The recent turbulence in global markets is a signal that the potential for macro risk is on the rise. One way to quantify the threat for the US economy is by monitoring four financial stress indexes that are published by regional Fed banks. Although all of these benchmarks show that risk has increased lately, current levels remain well below their respective danger zones. That’s no guarantee of smooth sailing, but the fact that financial stress remains in the “normal” if slightly elevated range suggests that this variety of risk isn’t a major threat for the US economy at the moment. Trouble could arise for other reasons, of course, but the odds are low that a financial-related catalyst will create a problem for the US in the near term.
The St. Louis Fed’s FRED database conveniently collects this data, which makes monitoring the risk indexes easy. Although all four metrics are attempting to quantify the degree of stress in the US financial system by tracking a range of factors, each uses a different methodology and dataset and so reviewing all the benchmarks offers a relatively robust and diversified risk profile. The following is a summary of where we stand at the moment, based on numbers collected this morning (Oct. 30).
Cleveland Fed US Financial Stress Index
Published daily by the Federal Reserve Bank of Cleveland, this benchmark has recently increased to a “moderate” level of financial stress. The +0.67 reading for Oct. 28 is close to a three-year high, but only values at or above +1.82 are considered at a “significant” degree of stress.
St. Louis Fed US Financial Stress Index
This weekly measure of financial stress has been trending higher lately, reaching -0.84 for the week through Oct. 23. But that’s still considered a low level. According to the St.
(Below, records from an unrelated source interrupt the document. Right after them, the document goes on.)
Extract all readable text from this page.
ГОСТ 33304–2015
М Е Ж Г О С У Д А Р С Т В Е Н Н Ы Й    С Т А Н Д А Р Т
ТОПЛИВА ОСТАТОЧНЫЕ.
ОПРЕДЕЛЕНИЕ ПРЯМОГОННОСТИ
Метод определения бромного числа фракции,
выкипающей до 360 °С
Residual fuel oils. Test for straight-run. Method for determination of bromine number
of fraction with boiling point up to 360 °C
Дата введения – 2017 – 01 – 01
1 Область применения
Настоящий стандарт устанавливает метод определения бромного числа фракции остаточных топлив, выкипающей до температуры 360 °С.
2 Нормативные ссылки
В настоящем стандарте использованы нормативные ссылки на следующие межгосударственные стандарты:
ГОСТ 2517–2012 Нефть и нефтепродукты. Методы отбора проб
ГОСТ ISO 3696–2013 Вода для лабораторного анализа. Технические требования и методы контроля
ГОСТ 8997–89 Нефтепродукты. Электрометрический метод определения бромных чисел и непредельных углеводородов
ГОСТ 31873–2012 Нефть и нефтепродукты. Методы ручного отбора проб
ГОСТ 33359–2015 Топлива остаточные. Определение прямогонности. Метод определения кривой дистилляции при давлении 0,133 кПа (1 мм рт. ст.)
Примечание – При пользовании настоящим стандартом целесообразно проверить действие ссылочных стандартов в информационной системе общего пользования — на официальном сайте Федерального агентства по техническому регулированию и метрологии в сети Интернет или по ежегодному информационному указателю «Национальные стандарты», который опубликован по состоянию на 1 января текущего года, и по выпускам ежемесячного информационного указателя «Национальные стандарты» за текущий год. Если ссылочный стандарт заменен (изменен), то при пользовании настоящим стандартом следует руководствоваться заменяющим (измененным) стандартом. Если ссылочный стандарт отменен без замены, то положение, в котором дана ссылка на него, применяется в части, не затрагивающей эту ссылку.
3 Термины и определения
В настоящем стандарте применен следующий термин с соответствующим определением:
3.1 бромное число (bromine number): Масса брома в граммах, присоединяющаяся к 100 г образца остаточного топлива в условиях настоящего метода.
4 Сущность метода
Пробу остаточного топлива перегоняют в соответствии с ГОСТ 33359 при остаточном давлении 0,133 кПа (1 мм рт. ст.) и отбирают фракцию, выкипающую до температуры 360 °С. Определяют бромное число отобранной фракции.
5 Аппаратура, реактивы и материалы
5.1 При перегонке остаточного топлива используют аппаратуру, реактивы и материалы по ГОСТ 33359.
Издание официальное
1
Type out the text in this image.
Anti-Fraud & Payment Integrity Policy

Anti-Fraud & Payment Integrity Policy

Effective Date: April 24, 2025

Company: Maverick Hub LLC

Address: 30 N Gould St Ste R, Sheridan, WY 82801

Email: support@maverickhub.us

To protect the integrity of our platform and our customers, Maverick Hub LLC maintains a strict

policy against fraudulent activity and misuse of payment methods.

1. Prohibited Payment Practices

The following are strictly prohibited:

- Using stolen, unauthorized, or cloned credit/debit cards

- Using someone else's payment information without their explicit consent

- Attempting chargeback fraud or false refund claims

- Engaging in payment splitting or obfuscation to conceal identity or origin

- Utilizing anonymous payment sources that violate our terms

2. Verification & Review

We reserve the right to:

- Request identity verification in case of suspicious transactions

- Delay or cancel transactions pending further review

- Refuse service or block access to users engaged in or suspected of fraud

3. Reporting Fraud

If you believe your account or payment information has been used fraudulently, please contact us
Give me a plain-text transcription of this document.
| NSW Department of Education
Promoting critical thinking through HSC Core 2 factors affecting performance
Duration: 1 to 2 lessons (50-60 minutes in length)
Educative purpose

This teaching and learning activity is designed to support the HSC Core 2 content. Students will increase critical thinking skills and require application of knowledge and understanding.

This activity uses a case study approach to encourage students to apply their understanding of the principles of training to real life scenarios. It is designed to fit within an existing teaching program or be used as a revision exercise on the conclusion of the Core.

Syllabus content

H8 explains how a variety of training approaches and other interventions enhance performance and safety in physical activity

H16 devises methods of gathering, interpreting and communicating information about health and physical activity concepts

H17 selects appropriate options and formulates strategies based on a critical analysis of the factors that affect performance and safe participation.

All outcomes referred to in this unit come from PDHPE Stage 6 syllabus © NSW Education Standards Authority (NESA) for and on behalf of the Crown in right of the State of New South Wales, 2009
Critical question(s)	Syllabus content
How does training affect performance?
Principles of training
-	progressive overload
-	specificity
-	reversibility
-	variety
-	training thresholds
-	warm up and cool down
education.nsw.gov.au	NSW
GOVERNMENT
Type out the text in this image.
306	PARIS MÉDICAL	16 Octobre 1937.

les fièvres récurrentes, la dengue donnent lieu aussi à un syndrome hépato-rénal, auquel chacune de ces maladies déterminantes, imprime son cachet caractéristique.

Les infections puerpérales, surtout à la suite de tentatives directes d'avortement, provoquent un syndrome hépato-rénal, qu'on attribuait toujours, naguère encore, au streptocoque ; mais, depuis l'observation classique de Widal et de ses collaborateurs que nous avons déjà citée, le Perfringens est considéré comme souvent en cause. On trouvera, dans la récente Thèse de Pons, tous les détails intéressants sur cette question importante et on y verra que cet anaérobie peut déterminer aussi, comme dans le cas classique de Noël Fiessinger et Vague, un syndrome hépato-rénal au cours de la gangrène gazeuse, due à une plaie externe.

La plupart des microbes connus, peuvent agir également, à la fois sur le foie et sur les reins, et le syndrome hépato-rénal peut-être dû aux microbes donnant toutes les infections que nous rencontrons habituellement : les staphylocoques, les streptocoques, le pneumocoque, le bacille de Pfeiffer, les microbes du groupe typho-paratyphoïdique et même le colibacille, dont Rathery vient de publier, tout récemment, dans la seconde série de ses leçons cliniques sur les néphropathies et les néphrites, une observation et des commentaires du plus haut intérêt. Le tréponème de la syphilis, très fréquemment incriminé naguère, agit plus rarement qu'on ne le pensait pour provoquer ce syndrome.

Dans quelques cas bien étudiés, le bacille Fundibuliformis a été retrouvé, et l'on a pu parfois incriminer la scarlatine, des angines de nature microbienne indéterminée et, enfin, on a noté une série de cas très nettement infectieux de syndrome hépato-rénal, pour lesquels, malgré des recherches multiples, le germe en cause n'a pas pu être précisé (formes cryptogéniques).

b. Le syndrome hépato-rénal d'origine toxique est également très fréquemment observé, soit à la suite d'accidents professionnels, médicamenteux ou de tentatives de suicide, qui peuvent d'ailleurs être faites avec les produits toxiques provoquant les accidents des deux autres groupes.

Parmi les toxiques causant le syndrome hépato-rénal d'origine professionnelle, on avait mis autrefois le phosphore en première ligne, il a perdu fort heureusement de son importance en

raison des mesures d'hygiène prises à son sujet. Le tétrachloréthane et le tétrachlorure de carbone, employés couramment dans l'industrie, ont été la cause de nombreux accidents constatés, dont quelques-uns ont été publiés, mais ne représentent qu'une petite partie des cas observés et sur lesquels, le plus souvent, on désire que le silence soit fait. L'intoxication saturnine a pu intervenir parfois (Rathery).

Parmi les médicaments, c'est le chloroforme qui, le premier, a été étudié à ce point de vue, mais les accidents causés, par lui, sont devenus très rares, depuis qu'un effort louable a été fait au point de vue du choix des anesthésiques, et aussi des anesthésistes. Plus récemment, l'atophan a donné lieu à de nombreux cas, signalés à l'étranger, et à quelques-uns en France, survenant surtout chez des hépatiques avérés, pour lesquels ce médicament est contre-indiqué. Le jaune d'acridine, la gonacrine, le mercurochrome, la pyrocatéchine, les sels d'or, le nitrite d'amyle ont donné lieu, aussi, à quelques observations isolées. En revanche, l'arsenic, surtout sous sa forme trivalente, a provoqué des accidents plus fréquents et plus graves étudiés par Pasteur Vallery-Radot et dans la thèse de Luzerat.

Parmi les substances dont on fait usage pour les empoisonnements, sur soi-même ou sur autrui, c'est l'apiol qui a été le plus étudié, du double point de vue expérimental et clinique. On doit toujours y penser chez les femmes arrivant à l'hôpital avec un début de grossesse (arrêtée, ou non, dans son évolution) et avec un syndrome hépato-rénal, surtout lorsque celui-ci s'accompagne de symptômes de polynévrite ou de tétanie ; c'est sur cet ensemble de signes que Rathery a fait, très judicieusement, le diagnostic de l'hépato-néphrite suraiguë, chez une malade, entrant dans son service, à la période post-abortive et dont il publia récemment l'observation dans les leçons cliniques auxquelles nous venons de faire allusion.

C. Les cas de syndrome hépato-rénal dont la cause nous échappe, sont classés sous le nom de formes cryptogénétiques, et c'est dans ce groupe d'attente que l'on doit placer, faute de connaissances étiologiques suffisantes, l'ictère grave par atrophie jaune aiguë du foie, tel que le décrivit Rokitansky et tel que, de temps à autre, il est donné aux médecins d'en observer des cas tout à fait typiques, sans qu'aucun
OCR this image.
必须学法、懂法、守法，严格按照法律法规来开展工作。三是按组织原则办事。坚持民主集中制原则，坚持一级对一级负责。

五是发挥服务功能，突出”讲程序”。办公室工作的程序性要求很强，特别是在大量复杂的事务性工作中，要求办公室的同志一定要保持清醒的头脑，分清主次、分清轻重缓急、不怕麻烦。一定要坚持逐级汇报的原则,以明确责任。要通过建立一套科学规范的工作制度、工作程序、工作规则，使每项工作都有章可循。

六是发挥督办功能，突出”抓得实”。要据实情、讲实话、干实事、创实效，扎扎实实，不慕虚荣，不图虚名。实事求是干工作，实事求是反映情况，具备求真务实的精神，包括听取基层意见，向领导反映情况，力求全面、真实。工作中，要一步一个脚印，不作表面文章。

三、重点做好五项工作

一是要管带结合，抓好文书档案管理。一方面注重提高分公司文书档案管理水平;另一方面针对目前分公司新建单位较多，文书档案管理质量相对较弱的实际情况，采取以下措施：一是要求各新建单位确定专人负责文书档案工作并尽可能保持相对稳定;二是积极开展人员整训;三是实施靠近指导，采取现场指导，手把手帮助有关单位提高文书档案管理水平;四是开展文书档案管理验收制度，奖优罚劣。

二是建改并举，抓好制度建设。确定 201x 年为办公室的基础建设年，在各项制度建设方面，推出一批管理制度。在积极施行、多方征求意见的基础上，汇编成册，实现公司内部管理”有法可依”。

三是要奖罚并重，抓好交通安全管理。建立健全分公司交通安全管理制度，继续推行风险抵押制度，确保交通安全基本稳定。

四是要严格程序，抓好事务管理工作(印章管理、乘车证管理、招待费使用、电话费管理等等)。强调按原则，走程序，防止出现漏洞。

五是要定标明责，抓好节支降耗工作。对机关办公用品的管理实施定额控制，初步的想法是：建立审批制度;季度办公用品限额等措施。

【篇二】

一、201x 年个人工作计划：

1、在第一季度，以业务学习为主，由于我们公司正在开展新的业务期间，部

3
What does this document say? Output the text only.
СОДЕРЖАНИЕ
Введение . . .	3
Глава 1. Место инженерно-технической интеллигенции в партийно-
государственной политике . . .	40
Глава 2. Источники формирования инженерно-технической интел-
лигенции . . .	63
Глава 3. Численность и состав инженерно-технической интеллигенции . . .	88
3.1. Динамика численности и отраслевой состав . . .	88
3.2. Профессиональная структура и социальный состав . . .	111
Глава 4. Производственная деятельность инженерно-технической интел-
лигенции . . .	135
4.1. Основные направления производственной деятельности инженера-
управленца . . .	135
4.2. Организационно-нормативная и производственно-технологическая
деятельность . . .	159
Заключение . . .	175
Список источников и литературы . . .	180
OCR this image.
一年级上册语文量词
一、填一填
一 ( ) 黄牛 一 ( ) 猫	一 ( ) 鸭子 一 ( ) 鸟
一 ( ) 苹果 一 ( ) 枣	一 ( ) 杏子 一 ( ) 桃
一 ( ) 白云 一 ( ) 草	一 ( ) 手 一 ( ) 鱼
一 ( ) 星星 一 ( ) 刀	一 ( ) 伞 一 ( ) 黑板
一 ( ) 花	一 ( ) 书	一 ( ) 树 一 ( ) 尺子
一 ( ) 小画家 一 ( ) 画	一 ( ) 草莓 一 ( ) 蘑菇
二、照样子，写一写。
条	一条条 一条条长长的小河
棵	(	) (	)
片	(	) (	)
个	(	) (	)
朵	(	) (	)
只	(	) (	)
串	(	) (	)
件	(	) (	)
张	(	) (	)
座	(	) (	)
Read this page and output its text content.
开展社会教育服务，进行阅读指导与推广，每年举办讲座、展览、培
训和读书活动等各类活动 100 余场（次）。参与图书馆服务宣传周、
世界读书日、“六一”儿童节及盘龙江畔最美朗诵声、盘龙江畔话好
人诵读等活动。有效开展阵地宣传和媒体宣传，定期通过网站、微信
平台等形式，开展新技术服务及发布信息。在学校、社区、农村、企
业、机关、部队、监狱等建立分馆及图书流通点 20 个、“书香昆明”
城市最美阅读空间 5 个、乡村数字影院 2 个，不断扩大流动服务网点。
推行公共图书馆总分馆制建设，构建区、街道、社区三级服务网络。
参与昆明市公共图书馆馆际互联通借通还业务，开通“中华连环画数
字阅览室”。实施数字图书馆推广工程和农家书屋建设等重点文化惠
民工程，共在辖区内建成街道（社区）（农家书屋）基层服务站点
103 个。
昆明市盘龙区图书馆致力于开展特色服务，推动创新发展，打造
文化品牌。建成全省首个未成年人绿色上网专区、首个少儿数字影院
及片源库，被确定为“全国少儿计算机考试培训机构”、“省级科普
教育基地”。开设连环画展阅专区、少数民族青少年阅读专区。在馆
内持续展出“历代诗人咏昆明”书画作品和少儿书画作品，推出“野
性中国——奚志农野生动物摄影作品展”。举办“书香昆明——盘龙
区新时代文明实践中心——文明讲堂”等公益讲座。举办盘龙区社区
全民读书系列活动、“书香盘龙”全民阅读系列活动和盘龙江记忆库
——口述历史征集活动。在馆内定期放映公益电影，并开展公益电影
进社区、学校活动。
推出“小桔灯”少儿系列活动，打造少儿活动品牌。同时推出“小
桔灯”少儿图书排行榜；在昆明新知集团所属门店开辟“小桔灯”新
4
Louis Fed, “values below zero suggest below-average financial market stress.”
Chicago Fed National Financial Conditions Index
The Chicago Fed’s weekly index of US financial conditions has also been rising, touching -0.71 for the week through Oct. 23. But the current level still reflects “loose” conditions, as per readings below zero.
Kansas City Fed US Financial Stress Index
This monthly benchmark of financial stress reached a 3-year high in September 2015. Relative to the last several business cycles, however, the current reading remains well below levels that have previously signaled high risk.